Samuel A. Kiburz May 1, 2024


You may have heard the adage, “sell in May and go away,” which essentially comes from the poor performance that the markets experience during the summer months. The adage is said to have come from old England, where stockbrokers would leave the cities to vacation in the country and escape the summer heat.

The modern take is illustrated in the chart below, which shows the average five-year price return for the S&P 500 per month, with positive in gray, negatives in red. Note that the returns per month is quite random.

A Time to Buy Table updated 4.24.24

The average price return if you owned stocks over the last five years is 14.6%. If you sold and didn’t come back until September, you would have missed an impressive 6.4% return. Over the last ten years, it was 5.1% out of a total return of 10.6%. Therefore, this is not a good strategy anymore; it's often joked that this is due to the advent of air conditioners, which removed the need for people to leave the cities.

Oddly, as the “sell in May and go away” subsided, the “Santa Claus Rally” recently emerged, which shows that over the last five years stocks experienced 9.8% (or an impressive 68% of their total price return) in the last three months of the year, specifically in the month of November.

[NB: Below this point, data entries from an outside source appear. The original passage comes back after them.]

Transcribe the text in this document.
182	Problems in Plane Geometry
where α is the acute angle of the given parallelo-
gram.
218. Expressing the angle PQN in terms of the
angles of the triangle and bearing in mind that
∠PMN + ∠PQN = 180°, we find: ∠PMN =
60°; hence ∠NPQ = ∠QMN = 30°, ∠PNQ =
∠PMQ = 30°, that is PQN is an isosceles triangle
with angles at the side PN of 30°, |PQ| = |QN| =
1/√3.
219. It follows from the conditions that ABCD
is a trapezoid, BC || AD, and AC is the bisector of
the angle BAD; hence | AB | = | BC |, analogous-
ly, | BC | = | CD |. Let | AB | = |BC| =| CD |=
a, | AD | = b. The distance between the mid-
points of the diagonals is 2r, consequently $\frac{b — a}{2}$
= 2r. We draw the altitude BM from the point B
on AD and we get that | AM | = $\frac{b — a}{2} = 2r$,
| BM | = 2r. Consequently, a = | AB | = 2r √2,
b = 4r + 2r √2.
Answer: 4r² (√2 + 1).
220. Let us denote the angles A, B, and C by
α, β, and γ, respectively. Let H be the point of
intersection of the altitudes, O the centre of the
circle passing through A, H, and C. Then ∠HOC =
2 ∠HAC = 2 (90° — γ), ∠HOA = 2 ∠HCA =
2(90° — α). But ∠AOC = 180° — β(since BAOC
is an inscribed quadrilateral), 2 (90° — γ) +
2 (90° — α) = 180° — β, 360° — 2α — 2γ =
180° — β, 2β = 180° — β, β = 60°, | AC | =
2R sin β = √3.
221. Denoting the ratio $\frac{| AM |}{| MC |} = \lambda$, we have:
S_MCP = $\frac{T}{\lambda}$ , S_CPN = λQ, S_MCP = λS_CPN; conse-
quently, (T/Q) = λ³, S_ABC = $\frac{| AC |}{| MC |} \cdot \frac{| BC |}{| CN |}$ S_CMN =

Why not double down during the Santa Claus Rally then? Well, quite simply, the theory that “previous returns are no guarantee of future returns” has a stronger body of empirical evidence. Just because it happened before doesn’t mean it is going to happen in the future, and further, just because there is correlation doesn’t mean there is causation. Think about how we chuckle every year when we hear the superstition that predicts how the stock market is going to perform based on who wins the Super Bowl, which oddly enough has a success rate of 72%.

Unfortunately, just like “sell in May” was a statistical anomaly, so is the “Santa Claus Rally.” Since the market goes up over time, some months happen to do better versus others, and some happen to be next to each other. Keep in mind that if you look through enough data, you can eventually find something correlated to something else.

Regardless, it is still an interesting anomaly and may have some roots in human psychology.

As Paul Harvey always said, “Now you know…the rest of the story.”